Before the reader is filled with fear that I'll be overly 'touchy-feel-ly', let me elaborate. The beginning of my nine month crash course began as I've detailed ad-nauseum, with a crash...with my being bashed up by a hit and run driver. So much of my training and racing over the last few seasons has become rather 'paint by numbers' and simply going through the motions. Sure, I was in great shape for me, but the real enthusiasm for competition, for getting up well before the crack of dawn to shit in the woods in the rain had gone. More importantly, the races had become barometers, tests if you will as to how I was doing...whether I was 'succeeding'... The interesting idea to note was that I realized that not only had racing taken upon a 'work-like' status, but that riding the bike had, too. As cliche' as it may sound, you don't know what you've got until it's gone. As I sat in the basement with one arm in a sling, I longed to ride outdoors once again. I found the joy I'd lost.
What I hadn't realized until some time later was that I was being primed for a lesson of such profound importance that it would reshape my understanding of human performance forever.
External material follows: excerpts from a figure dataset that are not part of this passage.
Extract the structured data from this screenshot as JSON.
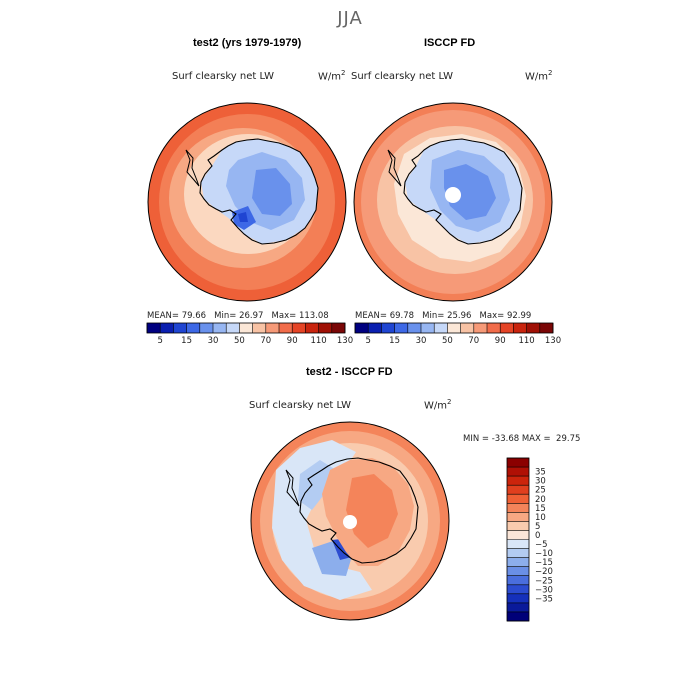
{
  "figure": {
    "title": "JJA"
  },
  "chart_data": [
    {
      "type": "heatmap",
      "projection": "south-polar-stereographic",
      "title": "test2 (yrs 1979-1979)",
      "variable": "Surf clearsky net LW",
      "units": "W/m",
      "units_exp": "2",
      "stats": {
        "mean_label": "MEAN=",
        "mean": "79.66",
        "min_label": "Min=",
        "min": "26.97",
        "max_label": "Max=",
        "max": "113.08"
      },
      "colorbar": {
        "ticks": [
          "5",
          "15",
          "30",
          "50",
          "70",
          "90",
          "110",
          "130"
        ],
        "colors": [
          "#000080",
          "#0a1fb0",
          "#1f45d2",
          "#3d68e6",
          "#6991ec",
          "#97b6f2",
          "#c6d8f8",
          "#fbe7d7",
          "#f8c3a5",
          "#f69a78",
          "#f16c4a",
          "#e54426",
          "#c9240e",
          "#a01005",
          "#7a0606"
        ]
      }
    },
    {
      "type": "heatmap",
      "projection": "south-polar-stereographic",
      "title": "ISCCP FD",
      "variable": "Surf clearsky net LW",
      "units": "W/m",
      "units_exp": "2",
      "stats": {
        "mean_label": "MEAN=",
        "mean": "69.78",
        "min_label": "Min=",
        "min": "25.96",
        "max_label": "Max=",
        "max": "92.99"
      },
      "colorbar": {
        "ticks": [
          "5",
          "15",
          "30",
          "50",
          "70",
          "90",
          "110",
          "130"
        ],
        "colors": [
          "#000080",
          "#0a1fb0",
          "#1f45d2",
          "#3d68e6",
          "#6991ec",
          "#97b6f2",
          "#c6d8f8",
          "#fbe7d7",
          "#f8c3a5",
          "#f69a78",
          "#f16c4a",
          "#e54426",
          "#c9240e",
          "#a01005",
          "#7a0606"
        ]
      }
    },
    {
      "type": "heatmap",
      "projection": "south-polar-stereographic",
      "title": "test2 - ISCCP FD",
      "variable": "Surf clearsky net LW",
      "units": "W/m",
      "units_exp": "2",
      "stats": {
        "min_label": "MIN =",
        "min": "-33.68",
        "max_label": "MAX =",
        "max": "29.75"
      },
      "colorbar": {
        "ticks": [
          "35",
          "30",
          "25",
          "20",
          "15",
          "10",
          "5",
          "0",
          "−5",
          "−10",
          "−15",
          "−20",
          "−25",
          "−30",
          "−35"
        ],
        "colors": [
          "#8b0000",
          "#b01005",
          "#cc240c",
          "#e03f1e",
          "#ef6035",
          "#f4845a",
          "#f7a883",
          "#f9cbae",
          "#fbe6d8",
          "#d9e6f7",
          "#b3ccf2",
          "#8caeec",
          "#6a8fe6",
          "#4a6edd",
          "#2c4cd0",
          "#1530bb",
          "#0a1a9a",
          "#000078"
        ]
      }
    }
  ]
}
It wasn't until I was 'given' a few more clues that it really began to 'sink in' though. At this time, a gifted athlete with whom I'd worked for several years was going through a rough patch, in which we were faced with a fitness plateau and actually seemed to be taking a step backward in terms of race performance. After our athlete/coach relationship was terminated, I realized that I'd missed the signs of an overemphasis on the results instead of the joy we'd felt daily in our 'process'. The thrill of toeing the line, 'throwing down' and seeing how many top pros we could beat had been replaced with pressure that could only lead to fear, which always leads to disappointment. The workouts and the races had become the measuring stick instead of the pleasure they had been for so long. I realize now that you will never beat the opponent who has exactly the same genetic gifts as you, but is thoroughly enjoying what they're doing every day, whether the session goes well or not, whether they 'PR' a race or whether they improve a few places over last year. So, the question still remained, how to avoid this condition in which an athlete is trying to compete with their old self that was clearly enjoying the racing and hence, flourishing when they've now put so much pressure on themselves.
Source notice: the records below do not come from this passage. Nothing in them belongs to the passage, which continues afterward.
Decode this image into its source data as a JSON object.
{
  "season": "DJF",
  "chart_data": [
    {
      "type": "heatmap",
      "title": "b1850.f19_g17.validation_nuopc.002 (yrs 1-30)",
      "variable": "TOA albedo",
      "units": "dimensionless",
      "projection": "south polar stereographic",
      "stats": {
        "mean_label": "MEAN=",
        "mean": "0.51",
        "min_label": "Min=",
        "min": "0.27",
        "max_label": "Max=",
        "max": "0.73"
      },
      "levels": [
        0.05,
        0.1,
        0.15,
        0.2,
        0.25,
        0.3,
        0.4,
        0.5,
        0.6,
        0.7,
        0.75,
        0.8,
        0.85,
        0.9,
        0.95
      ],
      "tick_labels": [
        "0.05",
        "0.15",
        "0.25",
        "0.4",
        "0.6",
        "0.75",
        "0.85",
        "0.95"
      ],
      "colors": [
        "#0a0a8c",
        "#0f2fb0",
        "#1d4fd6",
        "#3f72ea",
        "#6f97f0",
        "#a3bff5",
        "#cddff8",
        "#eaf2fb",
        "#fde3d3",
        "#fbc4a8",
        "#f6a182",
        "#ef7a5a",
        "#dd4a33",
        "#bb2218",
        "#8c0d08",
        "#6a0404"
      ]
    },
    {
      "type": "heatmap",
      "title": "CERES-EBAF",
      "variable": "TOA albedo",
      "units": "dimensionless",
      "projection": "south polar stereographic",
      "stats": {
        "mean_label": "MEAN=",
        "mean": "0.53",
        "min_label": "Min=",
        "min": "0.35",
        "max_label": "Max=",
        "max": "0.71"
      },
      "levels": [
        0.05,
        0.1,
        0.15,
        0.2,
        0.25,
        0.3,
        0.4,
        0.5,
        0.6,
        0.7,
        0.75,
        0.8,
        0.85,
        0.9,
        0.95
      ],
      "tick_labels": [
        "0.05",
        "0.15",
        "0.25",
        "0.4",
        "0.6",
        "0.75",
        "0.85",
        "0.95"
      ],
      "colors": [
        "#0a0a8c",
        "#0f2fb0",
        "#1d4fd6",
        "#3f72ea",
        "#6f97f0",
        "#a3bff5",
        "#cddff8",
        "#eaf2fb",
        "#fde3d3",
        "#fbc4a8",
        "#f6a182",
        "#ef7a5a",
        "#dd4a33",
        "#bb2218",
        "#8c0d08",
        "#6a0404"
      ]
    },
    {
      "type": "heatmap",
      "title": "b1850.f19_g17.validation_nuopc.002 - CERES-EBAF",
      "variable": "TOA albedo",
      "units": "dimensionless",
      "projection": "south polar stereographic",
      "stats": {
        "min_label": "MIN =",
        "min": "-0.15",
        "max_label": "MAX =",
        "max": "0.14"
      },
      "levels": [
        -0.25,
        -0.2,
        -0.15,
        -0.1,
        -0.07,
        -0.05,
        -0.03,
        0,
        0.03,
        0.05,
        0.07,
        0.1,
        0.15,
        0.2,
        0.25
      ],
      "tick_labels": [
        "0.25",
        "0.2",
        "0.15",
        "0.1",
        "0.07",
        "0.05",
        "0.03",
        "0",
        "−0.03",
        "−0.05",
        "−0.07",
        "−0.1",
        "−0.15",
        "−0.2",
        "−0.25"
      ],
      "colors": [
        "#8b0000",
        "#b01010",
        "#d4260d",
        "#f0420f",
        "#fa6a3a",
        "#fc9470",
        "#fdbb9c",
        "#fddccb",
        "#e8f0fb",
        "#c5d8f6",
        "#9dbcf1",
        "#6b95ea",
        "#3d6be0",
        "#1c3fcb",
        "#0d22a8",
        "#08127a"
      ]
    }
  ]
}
Fast forward to Lake Placid. A number of athletes were emailing back and forth via a yahoo group and were listing key words or phrases to express their hopes for the day. When I forwarded a few to one athlete, to the list of words like 'cool, overcast, calm, dry, perfect' this athlete added his own wishes for the day..."rain, misery, a Sunday in Hell...and simply, 'Game on'". When pressed for his reasons for such counter intuitive wishes he explained how despite being exhausted at times and even dreading certain training sessions that the 'journey' had been so much fun that the race was almost anticlimactic...only in 'the black hole' of misery and pain could he push himself enough to enjoy the experience. He got his wish and he exceeded our greatest expectations...and despite the misery, he smiled for the entire race.
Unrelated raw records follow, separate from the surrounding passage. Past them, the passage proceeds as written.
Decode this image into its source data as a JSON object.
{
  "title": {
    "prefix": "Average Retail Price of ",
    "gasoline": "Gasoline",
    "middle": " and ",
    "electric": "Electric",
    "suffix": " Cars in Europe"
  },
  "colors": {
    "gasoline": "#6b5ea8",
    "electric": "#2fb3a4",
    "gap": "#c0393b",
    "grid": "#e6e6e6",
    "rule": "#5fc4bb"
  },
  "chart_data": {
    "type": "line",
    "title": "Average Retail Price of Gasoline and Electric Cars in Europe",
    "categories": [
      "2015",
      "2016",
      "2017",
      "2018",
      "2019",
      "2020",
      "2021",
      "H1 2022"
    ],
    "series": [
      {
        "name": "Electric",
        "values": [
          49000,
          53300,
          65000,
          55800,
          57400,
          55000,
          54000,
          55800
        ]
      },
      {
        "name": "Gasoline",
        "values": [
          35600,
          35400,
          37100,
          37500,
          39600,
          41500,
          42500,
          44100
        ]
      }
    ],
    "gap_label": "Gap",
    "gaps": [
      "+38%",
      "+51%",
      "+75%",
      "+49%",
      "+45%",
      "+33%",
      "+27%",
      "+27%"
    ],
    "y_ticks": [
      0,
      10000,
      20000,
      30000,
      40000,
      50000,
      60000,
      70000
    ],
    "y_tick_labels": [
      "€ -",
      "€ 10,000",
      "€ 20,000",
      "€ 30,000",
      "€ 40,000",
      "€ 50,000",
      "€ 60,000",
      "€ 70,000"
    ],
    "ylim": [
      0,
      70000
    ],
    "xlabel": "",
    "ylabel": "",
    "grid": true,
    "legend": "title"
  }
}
This got me thinking more about athletes that perform below and more importantly, above expectation. Clearly, the ones who welcome the black hole, the opportunity to really feel something, who look to the pain as a peek into the abyss, a sense of really being alive, to face the possibility to fail, are ones that perform best...they are the ones that win. As I type this, I am thinking back to a story about Michael Jordan from his NC days. As an 18 year old freshman in college, with the national championship in the balance and only time for one last shot, his coach and his team passed him the ball...with all the weight of a nation looking down on him, he made the game winning shot. But as he later said, "I've missed more than 9000 shots in my career. I've lost almost 300 games. 26 times, I've been trusted to take the game winning shot and missed. I've failed over and over and over again in my life. And that is why I succeed." The rest in history as they say.
I have tried to take these lessons in mind more and more recently, emphasizing to athletes that the result really is meaningless...that the experience is what matters...period. Of course, as we work together, the velocity and therefore race times get faster, but the fun must always stay as it was in the beginning.
I was faced with an opportunity to 'put up or shut up' last Sunday while driving to the Pete Senia memorial race in 50F temperatures and pouring rain. I thought of 'a Sunday in Hell' and of my ever-smiling triathlete in Placid and decided that today would be an epic, miserable struggle and totally a blast! Well, it was and the result was good...though completely irrelevant.